Son aylarda Türkiye'nin, özellikle bankacılık sektörünün dolayısıyla tüm ülke ekonomisinin üzerinde dolaşan kara bulutların verebileceği orta ve uzun vadede bariz zararlar görmezden gelinirken Taraf yazarı Süleyman yaşar köşesinde bankacılık sektörüyle alakalı "Aman dikkat; devlet bankaları ülkenin kırılganlığını artırıyor" diyerek uyarıda bulundu. İşte Yaşar'ın o yazısı:
Türkiye’de bankacılık sistemi 2001 krizine kanunsuz girdi. “Niye kanunsuz girdi” diyerek sorarsanız, Anayasa Mahkemesi bankaları hizaya sokacak kanununu iptal etmişti. İşte bu nedenle başıboş kalan bankalar krize giden yolun taşlarını kendileri döşediler. Kanunsuz bankacılık sistemi yönetilemedi ve kriz geldi.
Bu arada devlet bankalarının da kanunu olmayan bankacılık nedeniyle o dönemde içlerinin boşaltıldığını hemen belirtelim.
Tabii yaşanan 2001 krizinin ardından bankacılık sistemi yeniden düzenlendi. Yeni bir bankalar kanunu çıkarıldı. Ve 2008 krizinde dünyada dev bankalar çökerken ülke ekonomisinin ayakta kalmasını bu yeni kurulan bankacılık sistemi sağladı.
Niye yaptık bu kısa açıklamayı?
Şundan yaptık; Merkez Bankası’nın en son duyurduğu kısa vadeli dış borç verilerinde ilginç bir gelişme var.
Ne mi bu ilginç gelişme?
Bu ilginç gelişme şu; devlet bankalarının kısa vadeli dış borçları hızla çoğalıyor.
Bakın nasıl çoğalıyor kamu bankalarının kısa vadeli dış borcu; 2013 yılının ilk çeyreğinde kamu bankalarının toplam dış borçları 12,5 milyar dolar tutarındayken 2014’ün temmuz ayında kısa vadeli dış borç tutarı 19 milyar dolara yükseldi.
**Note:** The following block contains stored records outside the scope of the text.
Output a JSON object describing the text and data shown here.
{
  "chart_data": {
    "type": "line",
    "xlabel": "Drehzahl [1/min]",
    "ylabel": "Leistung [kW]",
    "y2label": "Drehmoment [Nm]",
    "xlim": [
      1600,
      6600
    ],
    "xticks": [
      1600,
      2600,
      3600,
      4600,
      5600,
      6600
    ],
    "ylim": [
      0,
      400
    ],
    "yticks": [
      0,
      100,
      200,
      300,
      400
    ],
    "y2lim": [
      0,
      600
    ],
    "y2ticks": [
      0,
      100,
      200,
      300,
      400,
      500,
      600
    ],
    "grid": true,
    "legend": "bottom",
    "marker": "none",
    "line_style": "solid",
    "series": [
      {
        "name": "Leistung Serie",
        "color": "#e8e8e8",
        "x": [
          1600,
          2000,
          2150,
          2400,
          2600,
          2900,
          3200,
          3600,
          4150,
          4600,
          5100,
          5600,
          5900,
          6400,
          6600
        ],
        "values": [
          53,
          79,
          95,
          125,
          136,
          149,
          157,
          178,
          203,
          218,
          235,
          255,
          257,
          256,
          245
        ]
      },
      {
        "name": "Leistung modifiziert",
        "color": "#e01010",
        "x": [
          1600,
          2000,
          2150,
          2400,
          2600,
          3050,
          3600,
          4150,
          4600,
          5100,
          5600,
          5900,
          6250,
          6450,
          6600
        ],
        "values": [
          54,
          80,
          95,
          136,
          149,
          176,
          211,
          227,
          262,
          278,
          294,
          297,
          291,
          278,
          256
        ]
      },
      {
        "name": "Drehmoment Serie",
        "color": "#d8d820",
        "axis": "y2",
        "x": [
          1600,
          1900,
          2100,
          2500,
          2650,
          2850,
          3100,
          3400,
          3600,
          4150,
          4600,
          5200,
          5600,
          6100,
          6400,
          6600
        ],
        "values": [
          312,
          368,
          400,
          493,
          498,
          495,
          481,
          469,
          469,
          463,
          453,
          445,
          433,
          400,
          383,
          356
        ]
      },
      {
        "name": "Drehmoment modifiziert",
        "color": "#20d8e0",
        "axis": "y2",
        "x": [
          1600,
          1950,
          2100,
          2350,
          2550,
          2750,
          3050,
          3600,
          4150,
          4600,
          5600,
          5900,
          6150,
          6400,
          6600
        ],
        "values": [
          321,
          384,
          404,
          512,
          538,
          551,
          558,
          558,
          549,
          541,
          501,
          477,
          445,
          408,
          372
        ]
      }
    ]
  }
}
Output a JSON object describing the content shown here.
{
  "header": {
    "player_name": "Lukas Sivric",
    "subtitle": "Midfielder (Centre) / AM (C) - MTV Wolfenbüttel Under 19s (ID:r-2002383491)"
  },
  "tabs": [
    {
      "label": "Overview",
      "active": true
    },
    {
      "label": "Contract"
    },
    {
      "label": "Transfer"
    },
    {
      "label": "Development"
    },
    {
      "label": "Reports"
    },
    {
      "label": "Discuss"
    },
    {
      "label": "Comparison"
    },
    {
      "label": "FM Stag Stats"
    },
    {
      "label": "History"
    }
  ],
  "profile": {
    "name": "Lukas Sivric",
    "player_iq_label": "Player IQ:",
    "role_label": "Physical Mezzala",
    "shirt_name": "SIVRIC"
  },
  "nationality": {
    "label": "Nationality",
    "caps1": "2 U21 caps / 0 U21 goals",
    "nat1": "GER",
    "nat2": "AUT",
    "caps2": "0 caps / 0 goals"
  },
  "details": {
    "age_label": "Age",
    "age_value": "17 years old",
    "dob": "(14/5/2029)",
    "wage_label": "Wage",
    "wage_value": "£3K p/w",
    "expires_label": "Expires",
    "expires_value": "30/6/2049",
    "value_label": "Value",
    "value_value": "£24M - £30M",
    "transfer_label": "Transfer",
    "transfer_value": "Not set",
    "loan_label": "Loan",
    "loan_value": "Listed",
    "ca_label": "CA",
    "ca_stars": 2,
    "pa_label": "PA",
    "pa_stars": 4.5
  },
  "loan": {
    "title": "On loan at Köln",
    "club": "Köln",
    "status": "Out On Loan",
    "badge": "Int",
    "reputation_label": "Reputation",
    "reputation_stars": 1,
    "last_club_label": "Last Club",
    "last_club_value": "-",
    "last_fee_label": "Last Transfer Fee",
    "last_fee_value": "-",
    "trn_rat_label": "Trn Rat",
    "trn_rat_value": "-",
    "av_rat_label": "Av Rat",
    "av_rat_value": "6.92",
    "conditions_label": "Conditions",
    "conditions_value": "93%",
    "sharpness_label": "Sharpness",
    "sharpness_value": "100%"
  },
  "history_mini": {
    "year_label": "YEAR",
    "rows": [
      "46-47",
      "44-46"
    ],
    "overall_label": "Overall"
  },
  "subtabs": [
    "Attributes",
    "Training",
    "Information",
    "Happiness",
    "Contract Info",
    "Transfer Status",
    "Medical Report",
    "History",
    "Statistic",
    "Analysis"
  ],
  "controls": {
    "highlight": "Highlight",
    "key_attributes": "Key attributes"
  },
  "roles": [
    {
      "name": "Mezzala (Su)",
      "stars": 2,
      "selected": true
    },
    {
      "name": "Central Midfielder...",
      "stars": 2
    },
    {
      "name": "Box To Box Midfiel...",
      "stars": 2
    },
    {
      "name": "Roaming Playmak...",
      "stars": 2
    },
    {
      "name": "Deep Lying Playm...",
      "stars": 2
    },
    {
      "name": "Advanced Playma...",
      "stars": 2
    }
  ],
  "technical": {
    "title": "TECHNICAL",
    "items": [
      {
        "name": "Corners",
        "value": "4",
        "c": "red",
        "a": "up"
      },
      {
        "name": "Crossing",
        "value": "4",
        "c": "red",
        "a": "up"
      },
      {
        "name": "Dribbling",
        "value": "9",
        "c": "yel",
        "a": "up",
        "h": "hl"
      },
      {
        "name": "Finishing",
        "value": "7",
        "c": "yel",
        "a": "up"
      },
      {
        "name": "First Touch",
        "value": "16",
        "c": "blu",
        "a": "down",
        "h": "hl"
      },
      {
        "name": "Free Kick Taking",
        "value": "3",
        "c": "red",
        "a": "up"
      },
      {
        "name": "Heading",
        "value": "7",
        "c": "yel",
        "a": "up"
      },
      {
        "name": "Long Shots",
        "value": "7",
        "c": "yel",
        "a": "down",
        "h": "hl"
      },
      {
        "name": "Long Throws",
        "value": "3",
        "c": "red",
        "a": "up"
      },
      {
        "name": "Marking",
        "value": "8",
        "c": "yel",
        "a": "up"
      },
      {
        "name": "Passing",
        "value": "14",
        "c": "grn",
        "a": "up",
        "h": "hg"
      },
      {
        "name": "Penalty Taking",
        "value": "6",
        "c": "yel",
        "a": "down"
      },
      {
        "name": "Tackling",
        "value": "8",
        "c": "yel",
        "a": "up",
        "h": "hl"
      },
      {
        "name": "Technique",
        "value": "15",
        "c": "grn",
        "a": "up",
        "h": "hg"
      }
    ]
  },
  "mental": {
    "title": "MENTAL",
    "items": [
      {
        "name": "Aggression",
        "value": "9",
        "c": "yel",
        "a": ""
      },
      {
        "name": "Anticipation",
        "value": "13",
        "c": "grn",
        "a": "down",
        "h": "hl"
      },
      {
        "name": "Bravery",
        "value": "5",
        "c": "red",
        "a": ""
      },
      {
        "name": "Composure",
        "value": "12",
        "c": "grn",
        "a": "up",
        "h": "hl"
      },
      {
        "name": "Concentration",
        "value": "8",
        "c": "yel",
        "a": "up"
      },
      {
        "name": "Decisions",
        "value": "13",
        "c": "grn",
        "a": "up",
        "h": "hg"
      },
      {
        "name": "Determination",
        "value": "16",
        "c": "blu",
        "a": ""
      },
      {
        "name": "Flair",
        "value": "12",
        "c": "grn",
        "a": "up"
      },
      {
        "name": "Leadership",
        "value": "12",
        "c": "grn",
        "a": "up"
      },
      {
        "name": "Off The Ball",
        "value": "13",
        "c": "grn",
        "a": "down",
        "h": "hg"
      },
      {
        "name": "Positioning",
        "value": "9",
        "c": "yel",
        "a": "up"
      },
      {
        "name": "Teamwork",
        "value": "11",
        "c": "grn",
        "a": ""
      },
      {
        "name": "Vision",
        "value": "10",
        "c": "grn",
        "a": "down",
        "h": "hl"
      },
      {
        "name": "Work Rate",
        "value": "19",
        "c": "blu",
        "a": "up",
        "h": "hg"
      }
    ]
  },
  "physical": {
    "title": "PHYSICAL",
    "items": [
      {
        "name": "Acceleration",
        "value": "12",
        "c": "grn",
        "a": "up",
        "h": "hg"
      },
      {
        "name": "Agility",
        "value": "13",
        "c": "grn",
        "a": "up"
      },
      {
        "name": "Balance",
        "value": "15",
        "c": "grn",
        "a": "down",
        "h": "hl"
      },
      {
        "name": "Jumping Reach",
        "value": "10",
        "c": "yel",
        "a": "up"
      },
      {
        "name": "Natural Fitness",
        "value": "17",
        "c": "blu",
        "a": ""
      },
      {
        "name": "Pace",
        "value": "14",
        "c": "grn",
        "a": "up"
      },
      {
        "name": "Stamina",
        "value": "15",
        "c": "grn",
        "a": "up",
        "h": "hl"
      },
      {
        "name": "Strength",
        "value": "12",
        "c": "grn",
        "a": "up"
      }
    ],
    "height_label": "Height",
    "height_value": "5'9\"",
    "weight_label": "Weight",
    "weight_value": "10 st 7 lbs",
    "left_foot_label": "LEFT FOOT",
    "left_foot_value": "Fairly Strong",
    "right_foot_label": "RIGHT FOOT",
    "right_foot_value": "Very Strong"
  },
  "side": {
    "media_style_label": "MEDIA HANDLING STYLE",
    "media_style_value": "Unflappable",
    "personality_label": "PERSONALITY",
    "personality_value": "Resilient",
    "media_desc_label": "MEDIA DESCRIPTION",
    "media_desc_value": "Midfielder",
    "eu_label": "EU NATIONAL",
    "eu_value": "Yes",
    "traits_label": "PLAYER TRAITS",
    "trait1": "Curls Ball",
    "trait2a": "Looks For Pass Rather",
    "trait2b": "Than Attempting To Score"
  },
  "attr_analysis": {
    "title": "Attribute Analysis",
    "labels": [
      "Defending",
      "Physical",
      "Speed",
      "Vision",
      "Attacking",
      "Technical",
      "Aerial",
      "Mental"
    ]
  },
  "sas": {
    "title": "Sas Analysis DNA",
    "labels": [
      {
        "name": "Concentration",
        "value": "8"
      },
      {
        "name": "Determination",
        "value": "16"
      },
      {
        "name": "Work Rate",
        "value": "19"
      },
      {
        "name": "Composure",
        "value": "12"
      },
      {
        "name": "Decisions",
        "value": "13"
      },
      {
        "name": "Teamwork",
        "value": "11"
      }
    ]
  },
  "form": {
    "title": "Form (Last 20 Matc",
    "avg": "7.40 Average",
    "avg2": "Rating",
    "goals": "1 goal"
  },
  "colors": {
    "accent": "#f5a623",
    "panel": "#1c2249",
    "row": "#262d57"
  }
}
Yani yüzde 52 oranında arttı. Oysa aynı dönemde özel bankaların kısa vadeli dış borç toplamı 66,6 milyar dolar tutarındayken 75,3 milyar dolar oldu. Ve yüzde 13 oranında çoğaldı.
Peki, kısa vadeli dış borç artışı ne anlama geliyor?
Şu anlama geliyor. Bir ülkenin kısa vadeli dış borçlarının çoğalması o ülkenin kırılganlığını artırır. İç ve dış şoklara karşı ülkeyi dayanıksız hâle getirir. Bu arada hemen bankacılık sisteminin bir zafiyetini belirtelim. Bu ülkede bankaların toplam kredi tutarı 1 trilyon 168 milyar liraya ulaştı. Bir de bankaların elinde 292 milyar lira tutarında menkul kıymet var. Yani bankaların toplam kullandıkları para 1 trilyon 460 milyar lira oluyor. Oysa bankalardaki toplam mevduat 1 trilyon 79 milyar lira tutuyor. Yani 381 milyar lira bankaların mevduat dışı borçları oluyor. Ve borcun büyük kısmı dış borç olarak alınıyor.
İşte bu dengesiz yapıyı devlet bankaları şimdi hızla sıcak para getirip destekliyorlar. Bir de bu paraların nereye yatırıldığı da önemli. Devlet bankası sıcak parayla ne yapacak? Bu sorunun haklı bir cevabı da ortada yok henüz. Çünkü sıcak parayla kaliteli yatırım yapılmaz. Anlayacağınız son dönemde devlet bankaları bu ülkenin kırılganlığını artırıyor. Aman dikkat.